固すぎる場合は、牛乳を少し追加。混ぜるものに温度差があると、粘り気が発生しやすくなるので、追加する牛乳は、温めてから入れます。ゆるすぎるときと同じく、鍋を弱火にかけて、練りすぎないように気をつけながら、かき混ぜます。

ジャガイモは、種類などによって水分含量が異なります。そのため、ゆで上がったジャガイモの水を切って、鍋に戻し、レシピの分量通りにバター、牛乳、生クリームを入れて混ぜ合わせても、作るたびに仕上がりの状態は変わってきます。

レシピの分量はあくまでも参考ということで、書かれている量を2、3回に分け、様子を見ながらジャガイモに追加していくといいですよ。

粘り気が出てしまったマッシュポテトはリカバー不能

粘り気が出すぎたマッシュポテトは、食感が悪くなります。一度粘り気が出てしまうと、残念ながら、マッシュポテトとしてのリカバーは難しくなりますが、せっかく作ったマッシュポテトをおいしくリメイクする方法はいろいろ。

例えば、こんなメニューはいかがでしょうか。

  • ポテトサラダ、コロッケ、ポテトグラタンに使う
  • 牛乳や豆乳、水で伸ばしてポテトスープにする
  • 片栗粉を混ぜて「芋餅」にする

マッシュポテトに粘り気を出さないためには、いくつかのポイントがあります。

ジャガイモは皮をむき、2cm角くらいに切って水にさらした後、たっぷりの水を沸騰させた鍋に入れて、やわらかくなるまでゆでます。ふんわりとしたマッシュポテトが好みなら、男爵などのほくほくとした粉っぽいジャガイモを、クリーミーなのが好みの場合は、粘質なメークインなどを使いましょう。

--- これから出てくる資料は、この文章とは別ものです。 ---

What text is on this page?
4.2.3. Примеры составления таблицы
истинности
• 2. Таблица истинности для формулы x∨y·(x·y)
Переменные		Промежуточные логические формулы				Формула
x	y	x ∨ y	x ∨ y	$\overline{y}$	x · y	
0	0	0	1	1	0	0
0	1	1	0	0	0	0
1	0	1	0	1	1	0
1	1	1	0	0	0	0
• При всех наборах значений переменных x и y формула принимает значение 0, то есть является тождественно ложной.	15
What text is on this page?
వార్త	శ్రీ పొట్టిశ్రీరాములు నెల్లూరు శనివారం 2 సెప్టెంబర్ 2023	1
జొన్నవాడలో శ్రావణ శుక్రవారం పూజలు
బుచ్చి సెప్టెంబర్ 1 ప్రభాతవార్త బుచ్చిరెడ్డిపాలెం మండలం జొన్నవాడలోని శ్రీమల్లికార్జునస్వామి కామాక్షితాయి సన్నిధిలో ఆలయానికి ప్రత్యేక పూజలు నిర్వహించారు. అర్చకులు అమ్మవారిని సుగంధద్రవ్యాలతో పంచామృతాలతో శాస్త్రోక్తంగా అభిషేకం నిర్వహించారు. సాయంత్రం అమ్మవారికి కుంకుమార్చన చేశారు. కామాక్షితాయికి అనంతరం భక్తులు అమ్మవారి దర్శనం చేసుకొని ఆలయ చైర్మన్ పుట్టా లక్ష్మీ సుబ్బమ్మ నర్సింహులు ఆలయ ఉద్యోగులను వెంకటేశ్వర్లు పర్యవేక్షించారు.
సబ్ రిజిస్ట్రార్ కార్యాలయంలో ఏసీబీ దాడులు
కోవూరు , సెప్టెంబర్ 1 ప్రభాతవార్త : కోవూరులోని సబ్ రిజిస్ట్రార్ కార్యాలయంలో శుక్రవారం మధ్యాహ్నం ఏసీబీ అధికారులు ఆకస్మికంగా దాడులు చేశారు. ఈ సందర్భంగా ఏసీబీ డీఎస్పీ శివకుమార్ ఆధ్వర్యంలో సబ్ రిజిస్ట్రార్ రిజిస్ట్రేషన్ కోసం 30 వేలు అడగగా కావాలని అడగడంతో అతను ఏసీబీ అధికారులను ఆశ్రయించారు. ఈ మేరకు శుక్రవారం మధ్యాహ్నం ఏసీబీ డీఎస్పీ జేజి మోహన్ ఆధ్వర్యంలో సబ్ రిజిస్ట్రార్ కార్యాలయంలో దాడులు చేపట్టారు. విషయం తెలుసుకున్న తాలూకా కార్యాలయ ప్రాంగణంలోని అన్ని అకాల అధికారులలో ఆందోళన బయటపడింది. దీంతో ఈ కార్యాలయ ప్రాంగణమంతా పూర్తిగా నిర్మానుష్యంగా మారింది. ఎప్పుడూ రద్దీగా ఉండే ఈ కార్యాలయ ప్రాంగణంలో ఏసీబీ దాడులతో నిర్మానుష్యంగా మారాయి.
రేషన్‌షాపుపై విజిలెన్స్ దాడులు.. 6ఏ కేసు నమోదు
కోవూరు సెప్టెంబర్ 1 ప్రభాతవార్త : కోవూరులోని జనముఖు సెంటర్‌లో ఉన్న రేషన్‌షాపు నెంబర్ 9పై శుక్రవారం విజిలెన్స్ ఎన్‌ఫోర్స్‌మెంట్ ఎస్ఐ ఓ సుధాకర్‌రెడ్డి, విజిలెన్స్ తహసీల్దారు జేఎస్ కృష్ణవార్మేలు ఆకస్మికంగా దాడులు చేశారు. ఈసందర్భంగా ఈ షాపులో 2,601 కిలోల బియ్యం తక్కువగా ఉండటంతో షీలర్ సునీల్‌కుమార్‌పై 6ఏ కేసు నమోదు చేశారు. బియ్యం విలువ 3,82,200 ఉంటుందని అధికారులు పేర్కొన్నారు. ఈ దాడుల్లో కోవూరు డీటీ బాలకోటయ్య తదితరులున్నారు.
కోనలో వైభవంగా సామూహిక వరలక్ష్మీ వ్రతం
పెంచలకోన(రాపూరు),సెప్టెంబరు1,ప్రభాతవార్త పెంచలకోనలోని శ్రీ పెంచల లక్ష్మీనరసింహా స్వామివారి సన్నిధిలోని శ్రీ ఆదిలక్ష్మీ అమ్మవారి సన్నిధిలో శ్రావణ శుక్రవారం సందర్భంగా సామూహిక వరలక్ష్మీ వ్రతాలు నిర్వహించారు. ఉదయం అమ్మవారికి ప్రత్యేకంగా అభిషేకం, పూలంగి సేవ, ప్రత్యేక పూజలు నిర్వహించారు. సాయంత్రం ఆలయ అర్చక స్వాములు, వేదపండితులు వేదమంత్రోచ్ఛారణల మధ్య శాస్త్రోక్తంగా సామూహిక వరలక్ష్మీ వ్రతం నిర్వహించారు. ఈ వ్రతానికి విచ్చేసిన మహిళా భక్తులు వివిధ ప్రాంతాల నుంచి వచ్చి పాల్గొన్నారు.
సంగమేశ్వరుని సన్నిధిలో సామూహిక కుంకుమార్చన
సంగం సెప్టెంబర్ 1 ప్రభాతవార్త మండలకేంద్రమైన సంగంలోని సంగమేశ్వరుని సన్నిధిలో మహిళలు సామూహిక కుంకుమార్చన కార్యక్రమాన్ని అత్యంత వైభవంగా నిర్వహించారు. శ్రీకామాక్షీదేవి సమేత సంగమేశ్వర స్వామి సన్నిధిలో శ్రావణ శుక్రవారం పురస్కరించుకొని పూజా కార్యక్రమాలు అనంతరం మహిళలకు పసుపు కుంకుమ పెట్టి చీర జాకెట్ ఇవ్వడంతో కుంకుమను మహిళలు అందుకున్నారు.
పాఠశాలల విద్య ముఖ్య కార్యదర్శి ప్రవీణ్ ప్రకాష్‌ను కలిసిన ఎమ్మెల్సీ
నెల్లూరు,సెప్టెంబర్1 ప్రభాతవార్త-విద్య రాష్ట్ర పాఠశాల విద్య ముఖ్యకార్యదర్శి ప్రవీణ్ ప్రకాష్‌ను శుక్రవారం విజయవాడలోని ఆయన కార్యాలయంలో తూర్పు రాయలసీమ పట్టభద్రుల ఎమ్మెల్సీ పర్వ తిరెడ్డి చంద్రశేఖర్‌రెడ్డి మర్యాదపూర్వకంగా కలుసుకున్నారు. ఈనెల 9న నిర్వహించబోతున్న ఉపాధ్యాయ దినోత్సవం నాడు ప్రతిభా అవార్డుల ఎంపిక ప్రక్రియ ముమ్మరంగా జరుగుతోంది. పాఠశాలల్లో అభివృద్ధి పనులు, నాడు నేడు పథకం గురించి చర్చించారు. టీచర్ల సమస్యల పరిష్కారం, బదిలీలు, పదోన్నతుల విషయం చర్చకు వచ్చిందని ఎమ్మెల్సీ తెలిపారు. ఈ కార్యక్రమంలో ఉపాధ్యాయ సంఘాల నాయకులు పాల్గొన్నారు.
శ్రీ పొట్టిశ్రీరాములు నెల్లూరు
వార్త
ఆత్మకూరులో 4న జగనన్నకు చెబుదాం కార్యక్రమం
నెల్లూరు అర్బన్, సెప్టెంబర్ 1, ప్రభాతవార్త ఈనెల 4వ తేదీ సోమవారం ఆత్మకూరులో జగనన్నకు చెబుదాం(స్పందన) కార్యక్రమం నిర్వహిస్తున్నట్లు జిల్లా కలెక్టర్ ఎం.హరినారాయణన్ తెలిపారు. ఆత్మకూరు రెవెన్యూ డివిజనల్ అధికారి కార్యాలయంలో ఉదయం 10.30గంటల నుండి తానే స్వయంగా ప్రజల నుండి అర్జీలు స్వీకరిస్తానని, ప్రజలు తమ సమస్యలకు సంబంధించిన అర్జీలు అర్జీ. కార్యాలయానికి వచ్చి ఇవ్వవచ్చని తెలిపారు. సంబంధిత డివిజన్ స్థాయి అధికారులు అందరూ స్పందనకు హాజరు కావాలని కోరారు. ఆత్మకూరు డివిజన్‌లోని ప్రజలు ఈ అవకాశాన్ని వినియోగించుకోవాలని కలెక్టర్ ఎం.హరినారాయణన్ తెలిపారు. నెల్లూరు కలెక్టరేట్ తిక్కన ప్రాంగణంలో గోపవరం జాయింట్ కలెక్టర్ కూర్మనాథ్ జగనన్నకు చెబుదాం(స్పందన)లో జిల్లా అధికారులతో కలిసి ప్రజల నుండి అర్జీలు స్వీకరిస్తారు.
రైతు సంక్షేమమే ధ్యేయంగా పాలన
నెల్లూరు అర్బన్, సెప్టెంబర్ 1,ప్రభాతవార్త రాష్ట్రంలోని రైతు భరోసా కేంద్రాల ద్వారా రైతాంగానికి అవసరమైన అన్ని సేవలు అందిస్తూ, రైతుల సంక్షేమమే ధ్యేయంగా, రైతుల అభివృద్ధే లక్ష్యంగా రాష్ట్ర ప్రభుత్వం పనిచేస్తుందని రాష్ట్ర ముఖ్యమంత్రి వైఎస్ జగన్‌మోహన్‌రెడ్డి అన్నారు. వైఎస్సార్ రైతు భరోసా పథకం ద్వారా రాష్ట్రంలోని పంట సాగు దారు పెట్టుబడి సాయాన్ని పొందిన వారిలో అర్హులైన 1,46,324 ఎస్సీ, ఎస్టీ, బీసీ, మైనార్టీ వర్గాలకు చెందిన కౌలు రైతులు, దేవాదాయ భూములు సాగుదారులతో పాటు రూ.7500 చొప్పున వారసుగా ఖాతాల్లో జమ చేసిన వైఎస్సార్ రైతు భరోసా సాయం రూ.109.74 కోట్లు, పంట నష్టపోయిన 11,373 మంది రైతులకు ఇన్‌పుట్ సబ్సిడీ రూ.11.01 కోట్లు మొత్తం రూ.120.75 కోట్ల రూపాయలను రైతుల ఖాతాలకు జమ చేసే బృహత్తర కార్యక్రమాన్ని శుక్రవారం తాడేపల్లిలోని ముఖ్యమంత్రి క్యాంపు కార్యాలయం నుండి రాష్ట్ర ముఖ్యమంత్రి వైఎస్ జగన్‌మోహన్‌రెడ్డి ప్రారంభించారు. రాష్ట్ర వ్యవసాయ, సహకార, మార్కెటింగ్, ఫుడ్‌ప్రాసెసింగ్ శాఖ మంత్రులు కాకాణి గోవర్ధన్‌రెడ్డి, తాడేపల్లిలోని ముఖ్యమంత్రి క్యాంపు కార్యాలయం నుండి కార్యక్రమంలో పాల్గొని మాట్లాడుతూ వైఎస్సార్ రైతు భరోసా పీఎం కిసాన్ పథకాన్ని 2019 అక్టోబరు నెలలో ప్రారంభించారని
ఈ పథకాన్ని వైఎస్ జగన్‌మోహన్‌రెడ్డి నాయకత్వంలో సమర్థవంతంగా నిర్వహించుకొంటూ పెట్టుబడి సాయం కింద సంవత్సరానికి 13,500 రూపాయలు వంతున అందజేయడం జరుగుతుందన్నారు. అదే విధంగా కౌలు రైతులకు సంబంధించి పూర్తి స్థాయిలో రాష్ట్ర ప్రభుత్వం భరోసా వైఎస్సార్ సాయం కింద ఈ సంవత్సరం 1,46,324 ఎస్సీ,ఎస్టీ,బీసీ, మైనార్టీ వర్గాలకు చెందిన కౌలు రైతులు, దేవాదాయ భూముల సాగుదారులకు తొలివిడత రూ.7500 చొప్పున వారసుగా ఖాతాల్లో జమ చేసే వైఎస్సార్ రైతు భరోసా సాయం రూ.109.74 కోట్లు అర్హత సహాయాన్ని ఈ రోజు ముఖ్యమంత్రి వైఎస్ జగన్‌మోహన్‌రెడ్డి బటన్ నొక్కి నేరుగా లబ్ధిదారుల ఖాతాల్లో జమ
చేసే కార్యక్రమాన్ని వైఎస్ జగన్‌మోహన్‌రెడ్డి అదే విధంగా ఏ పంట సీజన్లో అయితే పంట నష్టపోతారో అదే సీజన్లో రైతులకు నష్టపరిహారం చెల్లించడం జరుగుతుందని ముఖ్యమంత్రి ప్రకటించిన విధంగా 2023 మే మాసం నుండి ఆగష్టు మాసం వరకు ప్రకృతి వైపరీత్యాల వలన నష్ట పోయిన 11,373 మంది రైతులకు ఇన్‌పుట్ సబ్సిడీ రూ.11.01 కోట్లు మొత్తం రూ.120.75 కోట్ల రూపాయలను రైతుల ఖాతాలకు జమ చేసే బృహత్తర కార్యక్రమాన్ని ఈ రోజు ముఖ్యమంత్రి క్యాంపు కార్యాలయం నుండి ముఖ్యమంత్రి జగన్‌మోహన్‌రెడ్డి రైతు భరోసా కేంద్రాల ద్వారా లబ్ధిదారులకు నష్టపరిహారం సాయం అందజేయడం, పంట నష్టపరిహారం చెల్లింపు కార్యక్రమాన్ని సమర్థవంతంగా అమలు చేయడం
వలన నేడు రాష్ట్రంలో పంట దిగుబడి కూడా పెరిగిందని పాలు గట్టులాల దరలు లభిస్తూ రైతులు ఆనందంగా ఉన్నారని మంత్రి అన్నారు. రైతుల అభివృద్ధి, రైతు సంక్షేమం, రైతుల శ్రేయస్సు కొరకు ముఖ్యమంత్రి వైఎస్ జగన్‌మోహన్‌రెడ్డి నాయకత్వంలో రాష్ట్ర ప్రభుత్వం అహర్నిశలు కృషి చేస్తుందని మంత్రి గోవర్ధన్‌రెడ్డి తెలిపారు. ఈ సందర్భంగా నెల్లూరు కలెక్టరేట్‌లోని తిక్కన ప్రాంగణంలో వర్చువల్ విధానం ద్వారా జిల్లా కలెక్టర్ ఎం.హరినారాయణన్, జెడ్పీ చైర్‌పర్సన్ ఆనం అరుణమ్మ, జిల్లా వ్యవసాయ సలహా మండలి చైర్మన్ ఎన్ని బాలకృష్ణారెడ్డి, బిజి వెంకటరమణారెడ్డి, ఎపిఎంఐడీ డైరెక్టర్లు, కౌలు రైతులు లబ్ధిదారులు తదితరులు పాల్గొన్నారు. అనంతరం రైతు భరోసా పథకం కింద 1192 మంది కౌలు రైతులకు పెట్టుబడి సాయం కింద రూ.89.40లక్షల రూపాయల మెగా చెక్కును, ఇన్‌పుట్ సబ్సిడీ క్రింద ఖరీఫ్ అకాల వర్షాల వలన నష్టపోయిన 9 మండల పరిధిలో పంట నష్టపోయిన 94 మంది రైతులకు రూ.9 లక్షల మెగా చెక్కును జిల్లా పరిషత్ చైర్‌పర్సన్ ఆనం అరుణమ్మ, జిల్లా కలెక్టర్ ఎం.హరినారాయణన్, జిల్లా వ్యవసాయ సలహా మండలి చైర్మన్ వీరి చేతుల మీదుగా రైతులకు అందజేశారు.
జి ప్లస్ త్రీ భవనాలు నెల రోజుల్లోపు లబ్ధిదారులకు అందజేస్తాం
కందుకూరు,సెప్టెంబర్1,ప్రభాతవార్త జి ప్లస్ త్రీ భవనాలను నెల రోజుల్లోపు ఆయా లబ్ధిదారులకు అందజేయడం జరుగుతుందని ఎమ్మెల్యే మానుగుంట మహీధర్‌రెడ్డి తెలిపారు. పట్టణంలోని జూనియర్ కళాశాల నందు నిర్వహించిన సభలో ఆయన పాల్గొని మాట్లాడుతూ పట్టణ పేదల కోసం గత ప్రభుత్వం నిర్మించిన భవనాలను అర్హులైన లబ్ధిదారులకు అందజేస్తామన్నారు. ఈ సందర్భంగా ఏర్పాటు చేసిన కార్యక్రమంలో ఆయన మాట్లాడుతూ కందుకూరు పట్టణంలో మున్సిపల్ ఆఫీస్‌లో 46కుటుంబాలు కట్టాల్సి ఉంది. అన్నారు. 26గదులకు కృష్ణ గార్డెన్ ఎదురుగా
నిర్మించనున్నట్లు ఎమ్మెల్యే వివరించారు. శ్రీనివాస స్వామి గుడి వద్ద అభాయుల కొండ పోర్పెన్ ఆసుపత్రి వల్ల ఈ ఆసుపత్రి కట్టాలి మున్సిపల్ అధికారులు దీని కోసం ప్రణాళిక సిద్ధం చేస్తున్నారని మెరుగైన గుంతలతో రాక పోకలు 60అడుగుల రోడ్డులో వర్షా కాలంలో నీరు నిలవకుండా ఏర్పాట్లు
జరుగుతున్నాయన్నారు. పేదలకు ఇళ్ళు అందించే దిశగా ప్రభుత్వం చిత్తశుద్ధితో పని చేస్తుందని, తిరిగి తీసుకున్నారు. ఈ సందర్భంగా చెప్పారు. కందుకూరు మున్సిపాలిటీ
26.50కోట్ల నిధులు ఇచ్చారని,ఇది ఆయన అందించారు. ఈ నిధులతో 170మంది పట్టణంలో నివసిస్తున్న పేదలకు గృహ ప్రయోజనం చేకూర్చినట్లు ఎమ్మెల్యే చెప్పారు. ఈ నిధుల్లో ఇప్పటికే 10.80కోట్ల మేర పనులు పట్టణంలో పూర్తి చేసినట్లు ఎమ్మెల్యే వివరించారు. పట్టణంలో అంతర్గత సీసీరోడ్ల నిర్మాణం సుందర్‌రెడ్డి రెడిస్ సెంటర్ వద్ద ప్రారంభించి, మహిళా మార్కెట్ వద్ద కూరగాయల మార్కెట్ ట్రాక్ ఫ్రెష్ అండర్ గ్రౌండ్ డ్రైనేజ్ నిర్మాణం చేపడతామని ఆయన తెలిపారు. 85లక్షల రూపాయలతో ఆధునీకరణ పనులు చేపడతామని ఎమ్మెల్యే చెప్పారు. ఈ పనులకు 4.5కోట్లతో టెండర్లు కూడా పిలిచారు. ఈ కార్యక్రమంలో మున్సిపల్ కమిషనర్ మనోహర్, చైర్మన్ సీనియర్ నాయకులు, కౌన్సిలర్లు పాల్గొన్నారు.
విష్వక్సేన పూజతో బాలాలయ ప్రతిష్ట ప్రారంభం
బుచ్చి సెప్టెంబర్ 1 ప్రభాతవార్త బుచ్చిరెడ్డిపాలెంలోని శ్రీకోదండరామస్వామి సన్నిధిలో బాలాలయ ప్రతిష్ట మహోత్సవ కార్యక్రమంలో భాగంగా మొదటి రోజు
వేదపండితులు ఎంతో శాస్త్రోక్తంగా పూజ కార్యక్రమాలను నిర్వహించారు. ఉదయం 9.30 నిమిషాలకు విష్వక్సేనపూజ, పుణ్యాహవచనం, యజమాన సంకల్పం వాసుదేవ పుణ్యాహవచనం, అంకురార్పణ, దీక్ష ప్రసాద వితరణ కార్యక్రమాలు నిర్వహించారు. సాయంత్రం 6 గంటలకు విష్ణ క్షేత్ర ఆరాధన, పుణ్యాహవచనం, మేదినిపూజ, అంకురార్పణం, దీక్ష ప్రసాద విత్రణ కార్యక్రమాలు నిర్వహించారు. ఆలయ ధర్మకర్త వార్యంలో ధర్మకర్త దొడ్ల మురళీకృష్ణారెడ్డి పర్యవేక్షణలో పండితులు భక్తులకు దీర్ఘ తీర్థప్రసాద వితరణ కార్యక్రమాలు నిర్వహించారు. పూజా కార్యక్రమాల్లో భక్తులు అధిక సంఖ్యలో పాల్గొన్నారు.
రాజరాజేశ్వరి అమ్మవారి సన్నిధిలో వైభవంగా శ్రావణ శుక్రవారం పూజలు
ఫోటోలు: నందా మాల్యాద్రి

ゆであがったジャガイモは、水を切ってから鍋に戻して、つぶします。確実に滑らかに仕上げたい場合は、少々手間ですが、裏ごしを使います。マッシャーは粒が残ってしまいがちで、残った粒をつぶそうと何度もこすることで、粘り気が発生しやすくなりますよ。フードプロセッサーは便利ですが、かけすぎると粘り気が出てくるので注意しましょう。

失敗!?と思っても、慌てずに

失敗した、と思うとどうしても慌ててしまいがちですが、粘り気が発生しなければ、何とかリカバーできるもの。練らないように、手早く丁寧に作業を進めましょう。